Engineering-Beitrag von Google am 6. August 2026, der ankündigt, dass das Unternehmen als Core Maintainer der Spezifikation Agent Plugins 1.0.0 beitritt — einem offenen, anbieterneutralen Packaging-Format für die gemeinsame Verteilung von Agent Skills und MCP servern.

Zuerst die Governance-Tatsache. Die Spezifikation wurde von einem TSC aus Core Maintainern von Amazon, Cursor, Microsoft, OpenAI und Vercel veröffentlicht. Google tritt ihnen bei, namentlich vertreten durch Kevin Hou (Google DeepMind). Sechs Wettbewerber einigen sich auf eine Packaging-Schicht. Anthropic erscheint nicht auf der Liste der Maintainer, obwohl die beiden gepackten Bausteine von dort stammen.

Die Diagnose. Ein Skill ist portabel, ein MCP server ist portabel — „The core problem isn't the components. It's the manifest.“ Was nie portabel war, ist die Kiste: Verzeichnisstruktur, Manifest-Metadaten, die Form der MCP-Konfiguration und die Transport-Ableitung unterscheiden sich von Client zu Client. Man forkt, pflegt zwei Kopien identischer Komponenten, und sie driften auseinander.
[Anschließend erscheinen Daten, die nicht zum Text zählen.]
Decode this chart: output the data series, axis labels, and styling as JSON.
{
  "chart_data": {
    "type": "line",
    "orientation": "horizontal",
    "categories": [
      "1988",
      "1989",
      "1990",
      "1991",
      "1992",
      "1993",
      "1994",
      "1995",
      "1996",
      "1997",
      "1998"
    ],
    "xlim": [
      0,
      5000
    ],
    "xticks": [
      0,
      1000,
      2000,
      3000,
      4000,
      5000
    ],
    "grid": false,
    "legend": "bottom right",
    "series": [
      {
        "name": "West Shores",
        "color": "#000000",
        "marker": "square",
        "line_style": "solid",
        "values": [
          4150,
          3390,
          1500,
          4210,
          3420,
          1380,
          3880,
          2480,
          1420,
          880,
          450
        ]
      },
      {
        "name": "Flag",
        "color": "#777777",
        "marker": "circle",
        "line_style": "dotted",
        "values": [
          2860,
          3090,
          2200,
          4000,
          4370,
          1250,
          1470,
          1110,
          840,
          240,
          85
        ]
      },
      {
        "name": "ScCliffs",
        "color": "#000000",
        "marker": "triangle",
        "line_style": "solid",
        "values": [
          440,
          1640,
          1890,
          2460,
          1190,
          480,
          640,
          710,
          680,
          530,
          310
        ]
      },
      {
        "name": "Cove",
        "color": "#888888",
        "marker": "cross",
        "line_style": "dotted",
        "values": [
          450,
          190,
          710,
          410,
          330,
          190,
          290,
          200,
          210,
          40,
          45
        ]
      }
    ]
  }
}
Das Format. „A plugin is a directory. That's the whole idea, and the restraint is the point.“ Eine plugin.json, reduziert auf $schema und name; Skills in skills/, im Agent-Skills-Format; servers in mcp.json, mit einem expliziten type bei jedem Eintrag (stdio, Streamable HTTP, veraltetes HTTP+SSE). Die Stärke des Designs liegt in dem, was das Manifest nicht kann: eine Komponente weder verlagern noch inline deklarieren. Es gibt also keinen zu konfigurierenden Discovery-Pfad, keine zu erlernende Rangfolge. Korollar: Komponenten scheitern unabhängig voneinander — ein server, der nicht startet, reißt nicht die Skills mit sich. Ein Reverse-Domain-Verzeichnis (com.example.client/) dient als proprietärer Erweiterungsraum, der von anderen Clients ignoriert wird: Der portable Kern bleibt klein, weil die nicht-portablen Teile einen Ort haben, an den sie gehören.

Die Grenzen, offen benannt. Ein ganzer Abschnitt erklärt, wann man kein Plugin bauen sollte (ein einzelner MCP server, ein einzelner Skill: unnötig). Ein weiterer listet auf, was v1 ausschließt: Installation, Distribution, Berechtigungen, Sandboxing, Vertrauens- und Herkunftsprüfung, UX. Begründung: Die Verpflichtungen einer IDE, einer CLI und einer Enterprise-Plattform unterscheiden sich tatsächlich.

Der Stack. Finden (Agentic Resource Discovery), beschreiben (AI Catalog), packen (Agent Plugins), ausführen (MCP + Agent Skills) — jede Schicht unabhängig adoptierbar.

Bereits verfügbar: Agents CLI (nutzbar aus Antigravity, Gemini CLI, Claude Code oder Cursor) und Data Agent Kit (BigQuery, Spanner, Cloud SQL). „Those skills were already distributable. Now they're distributable in a format that isn't ours alone.“ Schlusssatz: „Packaging is unglamorous infrastructure,“ und genau das sollte geteilt statt fünfmal neu erfunden werden.